A second Design Advice hearing is currently scheduled for June 8th. In order to gain approval the project will be required to go through a Type III Design Review, with public hearings before the Design Commission.

Drawings

13 thoughts on “Clay + Tiffany Apartments receive Design Advice (images)

  1. So they’re going to evict dozens of people and tear down a multi-story apartment building to build a slightly taller apartment building. Meanwhile there are many surface parking lots and shabby one-story buildings in that area. How does this make sense?

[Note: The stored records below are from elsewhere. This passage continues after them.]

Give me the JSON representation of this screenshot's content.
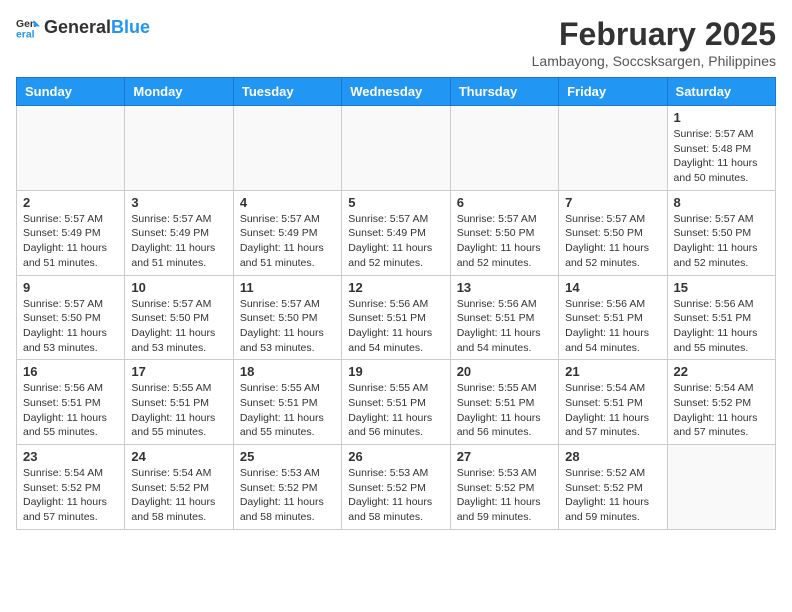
{
  "header": {
    "logo_general": "General",
    "logo_blue": "Blue",
    "month_year": "February 2025",
    "location": "Lambayong, Soccsksargen, Philippines"
  },
  "weekdays": [
    "Sunday",
    "Monday",
    "Tuesday",
    "Wednesday",
    "Thursday",
    "Friday",
    "Saturday"
  ],
  "weeks": [
    [
      {
        "day": "",
        "info": ""
      },
      {
        "day": "",
        "info": ""
      },
      {
        "day": "",
        "info": ""
      },
      {
        "day": "",
        "info": ""
      },
      {
        "day": "",
        "info": ""
      },
      {
        "day": "",
        "info": ""
      },
      {
        "day": "1",
        "info": "Sunrise: 5:57 AM\nSunset: 5:48 PM\nDaylight: 11 hours and 50 minutes."
      }
    ],
    [
      {
        "day": "2",
        "info": "Sunrise: 5:57 AM\nSunset: 5:49 PM\nDaylight: 11 hours and 51 minutes."
      },
      {
        "day": "3",
        "info": "Sunrise: 5:57 AM\nSunset: 5:49 PM\nDaylight: 11 hours and 51 minutes."
      },
      {
        "day": "4",
        "info": "Sunrise: 5:57 AM\nSunset: 5:49 PM\nDaylight: 11 hours and 51 minutes."
      },
      {
        "day": "5",
        "info": "Sunrise: 5:57 AM\nSunset: 5:49 PM\nDaylight: 11 hours and 52 minutes."
      },
      {
        "day": "6",
        "info": "Sunrise: 5:57 AM\nSunset: 5:50 PM\nDaylight: 11 hours and 52 minutes."
      },
      {
        "day": "7",
        "info": "Sunrise: 5:57 AM\nSunset: 5:50 PM\nDaylight: 11 hours and 52 minutes."
      },
      {
        "day": "8",
        "info": "Sunrise: 5:57 AM\nSunset: 5:50 PM\nDaylight: 11 hours and 52 minutes."
      }
    ],
    [
      {
        "day": "9",
        "info": "Sunrise: 5:57 AM\nSunset: 5:50 PM\nDaylight: 11 hours and 53 minutes."
      },
      {
        "day": "10",
        "info": "Sunrise: 5:57 AM\nSunset: 5:50 PM\nDaylight: 11 hours and 53 minutes."
      },
      {
        "day": "11",
        "info": "Sunrise: 5:57 AM\nSunset: 5:50 PM\nDaylight: 11 hours and 53 minutes."
      },
      {
        "day": "12",
        "info": "Sunrise: 5:56 AM\nSunset: 5:51 PM\nDaylight: 11 hours and 54 minutes."
      },
      {
        "day": "13",
        "info": "Sunrise: 5:56 AM\nSunset: 5:51 PM\nDaylight: 11 hours and 54 minutes."
      },
      {
        "day": "14",
        "info": "Sunrise: 5:56 AM\nSunset: 5:51 PM\nDaylight: 11 hours and 54 minutes."
      },
      {
        "day": "15",
        "info": "Sunrise: 5:56 AM\nSunset: 5:51 PM\nDaylight: 11 hours and 55 minutes."
      }
    ],
    [
      {
        "day": "16",
        "info": "Sunrise: 5:56 AM\nSunset: 5:51 PM\nDaylight: 11 hours and 55 minutes."
      },
      {
        "day": "17",
        "info": "Sunrise: 5:55 AM\nSunset: 5:51 PM\nDaylight: 11 hours and 55 minutes."
      },
      {
        "day": "18",
        "info": "Sunrise: 5:55 AM\nSunset: 5:51 PM\nDaylight: 11 hours and 55 minutes."
      },
      {
        "day": "19",
        "info": "Sunrise: 5:55 AM\nSunset: 5:51 PM\nDaylight: 11 hours and 56 minutes."
      },
      {
        "day": "20",
        "info": "Sunrise: 5:55 AM\nSunset: 5:51 PM\nDaylight: 11 hours and 56 minutes."
      },
      {
        "day": "21",
        "info": "Sunrise: 5:54 AM\nSunset: 5:51 PM\nDaylight: 11 hours and 57 minutes."
      },
      {
        "day": "22",
        "info": "Sunrise: 5:54 AM\nSunset: 5:52 PM\nDaylight: 11 hours and 57 minutes."
      }
    ],
    [
      {
        "day": "23",
        "info": "Sunrise: 5:54 AM\nSunset: 5:52 PM\nDaylight: 11 hours and 57 minutes."
      },
      {
        "day": "24",
        "info": "Sunrise: 5:54 AM\nSunset: 5:52 PM\nDaylight: 11 hours and 58 minutes."
      },
      {
        "day": "25",
        "info": "Sunrise: 5:53 AM\nSunset: 5:52 PM\nDaylight: 11 hours and 58 minutes."
      },
      {
        "day": "26",
        "info": "Sunrise: 5:53 AM\nSunset: 5:52 PM\nDaylight: 11 hours and 58 minutes."
      },
      {
        "day": "27",
        "info": "Sunrise: 5:53 AM\nSunset: 5:52 PM\nDaylight: 11 hours and 59 minutes."
      },
      {
        "day": "28",
        "info": "Sunrise: 5:52 AM\nSunset: 5:52 PM\nDaylight: 11 hours and 59 minutes."
      },
      {
        "day": "",
        "info": ""
      }
    ]
  ]
}
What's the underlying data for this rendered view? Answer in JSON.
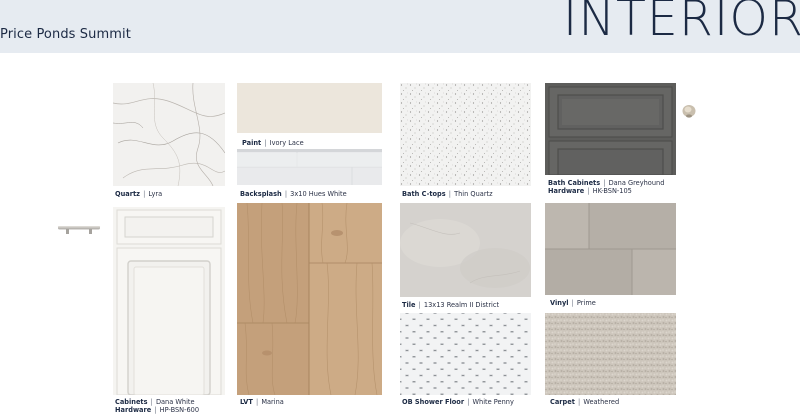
{
  "header": {
    "community": "Price Ponds Summit",
    "section_title": "INTERIOR"
  },
  "items": {
    "quartz": {
      "name": "Quartz",
      "value": "Lyra"
    },
    "paint": {
      "name": "Paint",
      "value": "Ivory Lace"
    },
    "backsplash": {
      "name": "Backsplash",
      "value": "3x10 Hues White"
    },
    "bath_ctops": {
      "name": "Bath C-tops",
      "value": "Thin Quartz"
    },
    "bath_cabinets": {
      "name": "Bath Cabinets",
      "value": "Dana Greyhound"
    },
    "bath_hardware": {
      "name": "Hardware",
      "value": "HK-BSN-105"
    },
    "cabinets": {
      "name": "Cabinets",
      "value": "Dana White"
    },
    "cabinet_hardware": {
      "name": "Hardware",
      "value": "HP-BSN-600"
    },
    "lvt": {
      "name": "LVT",
      "value": "Marina"
    },
    "tile": {
      "name": "Tile",
      "value": "13x13 Realm II District"
    },
    "vinyl": {
      "name": "Vinyl",
      "value": "Prime"
    },
    "ob_shower_floor": {
      "name": "OB Shower Floor",
      "value": "White Penny"
    },
    "carpet": {
      "name": "Carpet",
      "value": "Weathered"
    }
  },
  "separator": "|",
  "colors": {
    "header_bg": "#e6ebf1",
    "navy": "#1c2a44",
    "quartz": "#f1f0ee",
    "paint": "#ece6dc",
    "backsplash": "#e8e9eb",
    "bath_ctops": "#f1f1f0",
    "bath_cabinet": "#5f5f5d",
    "cabinet_white": "#f6f5f2",
    "lvt_wood": "#c9a784",
    "tile": "#d6d3cf",
    "vinyl": "#b8b2aa",
    "penny_grout": "#8e9297",
    "carpet": "#cdc6bc"
  }
}
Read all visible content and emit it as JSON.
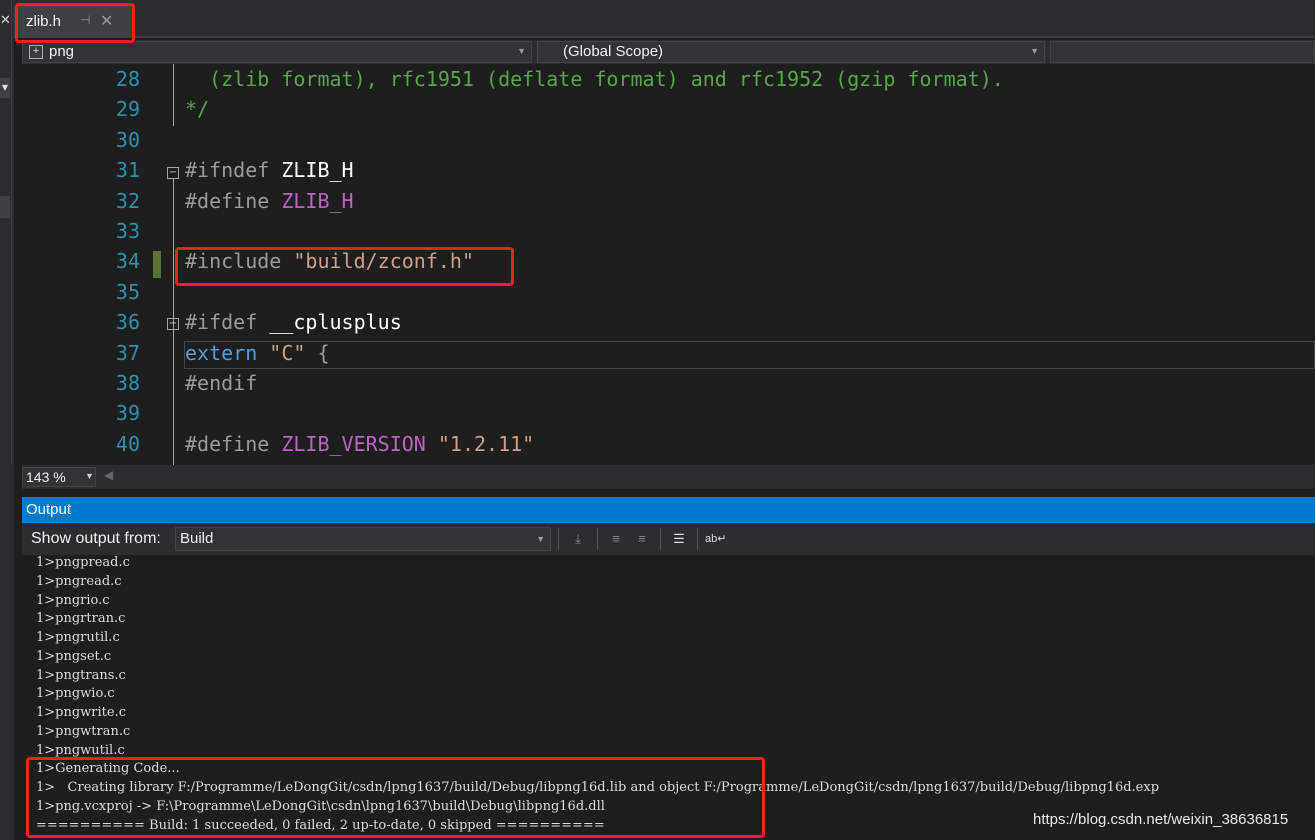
{
  "tab": {
    "title": "zlib.h",
    "pin_glyph": "⊣",
    "close_glyph": "✕"
  },
  "nav": {
    "project": "png",
    "scope": "(Global Scope)",
    "member": ""
  },
  "editor": {
    "lines": [
      {
        "num": "28",
        "segments": [
          {
            "t": "  (zlib format), rfc1951 (deflate format) and rfc1952 (gzip format).",
            "c": "cm"
          }
        ]
      },
      {
        "num": "29",
        "segments": [
          {
            "t": "*/",
            "c": "cm"
          }
        ]
      },
      {
        "num": "30",
        "segments": []
      },
      {
        "num": "31",
        "segments": [
          {
            "t": "#ifndef ",
            "c": "pp"
          },
          {
            "t": "ZLIB_H",
            "c": "id"
          }
        ]
      },
      {
        "num": "32",
        "segments": [
          {
            "t": "#define ",
            "c": "pp"
          },
          {
            "t": "ZLIB_H",
            "c": "mac"
          }
        ]
      },
      {
        "num": "33",
        "segments": []
      },
      {
        "num": "34",
        "segments": [
          {
            "t": "#include ",
            "c": "pp"
          },
          {
            "t": "\"build/zconf.h\"",
            "c": "str"
          }
        ]
      },
      {
        "num": "35",
        "segments": []
      },
      {
        "num": "36",
        "segments": [
          {
            "t": "#ifdef ",
            "c": "pp"
          },
          {
            "t": "__cplusplus",
            "c": "id"
          }
        ]
      },
      {
        "num": "37",
        "segments": [
          {
            "t": "extern ",
            "c": "kw"
          },
          {
            "t": "\"C\" ",
            "c": "str"
          },
          {
            "t": "{",
            "c": "pp"
          }
        ]
      },
      {
        "num": "38",
        "segments": [
          {
            "t": "#endif",
            "c": "pp"
          }
        ]
      },
      {
        "num": "39",
        "segments": []
      },
      {
        "num": "40",
        "segments": [
          {
            "t": "#define ",
            "c": "pp"
          },
          {
            "t": "ZLIB_VERSION ",
            "c": "mac"
          },
          {
            "t": "\"1.2.11\"",
            "c": "str"
          }
        ]
      }
    ],
    "zoom": "143 %"
  },
  "output": {
    "title": "Output",
    "show_label": "Show output from:",
    "source": "Build",
    "lines": [
      "1>pngpread.c",
      "1>pngread.c",
      "1>pngrio.c",
      "1>pngrtran.c",
      "1>pngrutil.c",
      "1>pngset.c",
      "1>pngtrans.c",
      "1>pngwio.c",
      "1>pngwrite.c",
      "1>pngwtran.c",
      "1>pngwutil.c",
      "1>Generating Code...",
      "1>   Creating library F:/Programme/LeDongGit/csdn/lpng1637/build/Debug/libpng16d.lib and object F:/Programme/LeDongGit/csdn/lpng1637/build/Debug/libpng16d.exp",
      "1>png.vcxproj -> F:\\Programme\\LeDongGit\\csdn\\lpng1637\\build\\Debug\\libpng16d.dll",
      "========== Build: 1 succeeded, 0 failed, 2 up-to-date, 0 skipped =========="
    ]
  },
  "watermark": "https://blog.csdn.net/weixin_38636815",
  "colors": {
    "accent": "#007acc",
    "highlight": "#ff1d1d",
    "comment": "#57a64a",
    "keyword": "#569cd6",
    "string": "#d69d85",
    "macro": "#bd63c5",
    "line_number": "#2b91af"
  }
}
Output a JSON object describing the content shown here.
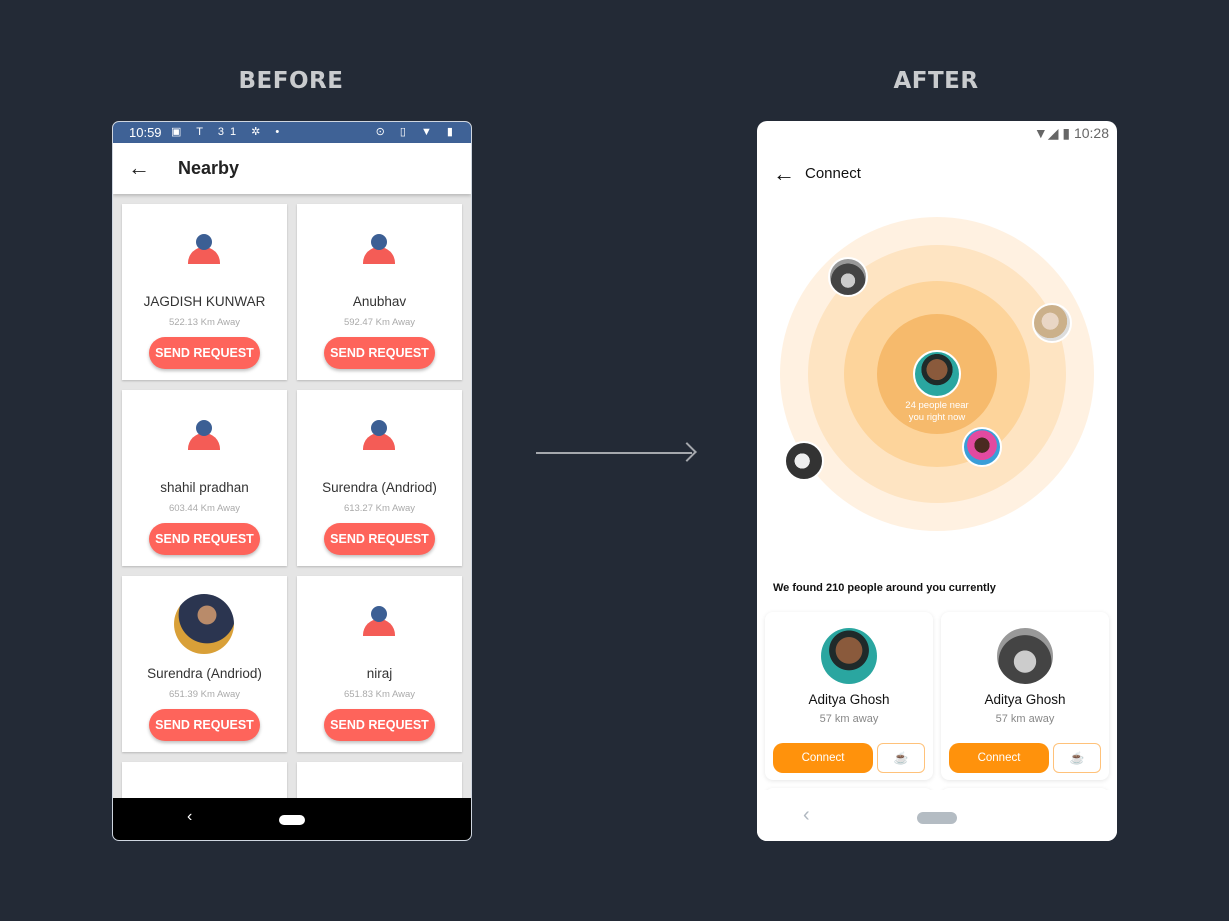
{
  "labels": {
    "before": "BEFORE",
    "after": "AFTER"
  },
  "before": {
    "status_bar": {
      "time": "10:59",
      "left_icons": "▣ T 31 ✲ •",
      "right_icons": "⊙ ▯ ▼ ▮"
    },
    "app_bar": {
      "title": "Nearby",
      "back_icon": "←"
    },
    "cards": [
      {
        "name": "JAGDISH KUNWAR",
        "distance": "522.13 Km Away",
        "button": "SEND REQUEST",
        "avatar": "default"
      },
      {
        "name": "Anubhav",
        "distance": "592.47 Km Away",
        "button": "SEND REQUEST",
        "avatar": "default"
      },
      {
        "name": "shahil pradhan",
        "distance": "603.44 Km Away",
        "button": "SEND REQUEST",
        "avatar": "default"
      },
      {
        "name": "Surendra (Andriod)",
        "distance": "613.27 Km Away",
        "button": "SEND REQUEST",
        "avatar": "default"
      },
      {
        "name": "Surendra (Andriod)",
        "distance": "651.39 Km Away",
        "button": "SEND REQUEST",
        "avatar": "photo"
      },
      {
        "name": "niraj",
        "distance": "651.83 Km Away",
        "button": "SEND REQUEST",
        "avatar": "default"
      }
    ],
    "nav": {
      "back": "‹"
    },
    "colors": {
      "status_bar": "#3f6296",
      "button": "#fe645b"
    }
  },
  "after": {
    "status_bar": {
      "time": "10:28",
      "icons": "▼◢ ▮"
    },
    "app_bar": {
      "title": "Connect",
      "back_icon": "←"
    },
    "radar": {
      "center_text_line1": "24 people near",
      "center_text_line2": "you right now"
    },
    "found_text": "We found 210 people around you currently",
    "cards": [
      {
        "name": "Aditya Ghosh",
        "distance": "57 km away",
        "button": "Connect"
      },
      {
        "name": "Aditya Ghosh",
        "distance": "57 km away",
        "button": "Connect"
      }
    ],
    "nav": {
      "back": "‹"
    },
    "colors": {
      "accent": "#ff920c"
    }
  }
}
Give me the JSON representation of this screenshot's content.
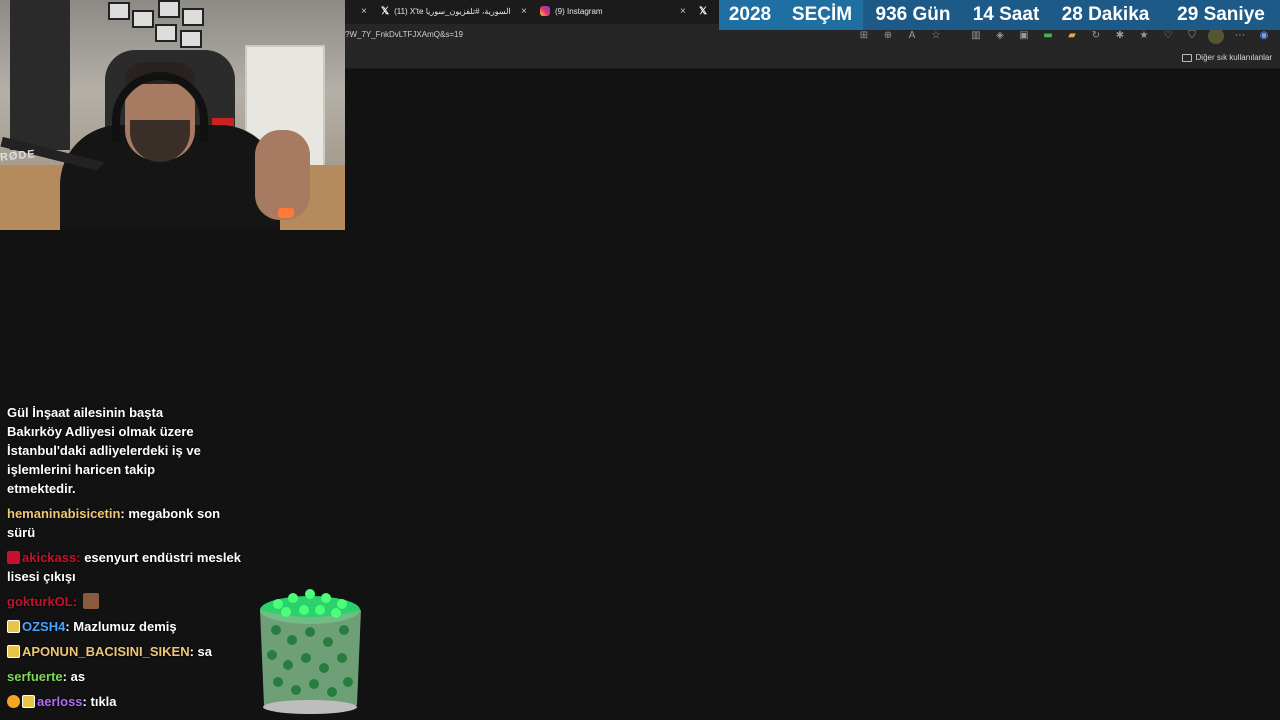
{
  "browser": {
    "tabs": [
      {
        "label": "(11) X'te السورية، #تلفزيون_سوريا",
        "icon": "x-icon",
        "close": "×"
      },
      {
        "label": "(9) Instagram",
        "icon": "instagram-icon",
        "close": "×"
      },
      {
        "label": "",
        "icon": "x-icon",
        "close": "×"
      }
    ],
    "leading_close": "×",
    "url": "?W_7Y_FnkDvLTFJXAmQ&s=19",
    "bookmarks_other": "Diğer sık kullanılanlar"
  },
  "countdown": {
    "items": [
      {
        "text": "2028",
        "color": "#1f6fa3"
      },
      {
        "text": "SEÇİM",
        "color": "#1f6fa3"
      },
      {
        "text": "936 Gün",
        "color": "#1e5a87"
      },
      {
        "text": "14 Saat",
        "color": "#1e5a87"
      },
      {
        "text": "28 Dakika",
        "color": "#1e5a87"
      },
      {
        "text": "29 Saniye",
        "color": "#1e5a87"
      }
    ]
  },
  "webcam": {
    "mic_brand": "RØDE"
  },
  "chat": {
    "announcement": [
      "Gül İnşaat ailesinin başta",
      "Bakırköy Adliyesi olmak üzere",
      "İstanbul'daki adliyelerdeki iş ve",
      "işlemlerini haricen takip",
      "etmektedir."
    ],
    "messages": [
      {
        "user": "hemaninabisicetin",
        "user_color": "#f0c674",
        "text": "megabonk son sürü"
      },
      {
        "user": "akickass",
        "user_color": "#c8102e",
        "text": "esenyurt endüstri meslek lisesi çıkışı"
      },
      {
        "user": "gokturkOL",
        "user_color": "#c8102e",
        "text": ""
      },
      {
        "user": "OZSH4",
        "user_color": "#4aa3ff",
        "text": "Mazlumuz demiş"
      },
      {
        "user": "APONUN_BACISINI_SIKEN",
        "user_color": "#f0c674",
        "text": "sa"
      },
      {
        "user": "serfuerte",
        "user_color": "#7ed957",
        "text": "as"
      },
      {
        "user": "aerloss",
        "user_color": "#b06cf0",
        "text": "tıkla"
      }
    ]
  }
}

    • I strongly agree, and I believe we need policy tools to avoid canabalizing existing buildings that are providing low cost housing while there are still lower hanging fruit to be picked. There need to be carrots and sticks to incentivizing redeveloping very underutilized sites and disincentivizing demolition of existing multifamily buildings, provided they are minimally viable, safe, etc.

  2. Not that I’m super attached to the apartments this will replace, but shouldn’t we redevelop all the surface parking lots and one story buildings before we go about demolishing medium sized apartments to construct bigger ones?

    • I think the City would have to increase taxes on those surface parking lots to provide a bit more incentive to redevelop.

  3. here we go again…lol another one dimesional peice of crap that lacks any creativity that looks like everything else being built in this city

  4. use the empty lot down across from the backside of safeway where plaid pantry is instead and make aesthetic changes to the exhisting building

  5. It would be nice if someone had chosen to upgrade the existing buildings seismically and otherwise, like the Trinity Place Apartments have been. But that’s not CHNW, I guess.

  6. This is disgusting! How does the city allow for beautiful old brick buildings that are still in use be torn down only to be replaced by this uninspired UGLY box that will be dated in 15 years? SHAME. Is it too late to protest to the city about this?

  7. I used to live in the Clay St. apartments. It was overrun with cockroaches to an extent I can’t begin to describe, and the kitchen floor fell through to where I could see into the neighbor’s apartment. The landlord didn’t fix it and I wound up moving out. Perhaps it looks like a beautiful building to people walking by, but the smells and decay from within are horrible. I’d welcome it being replaced with livable units.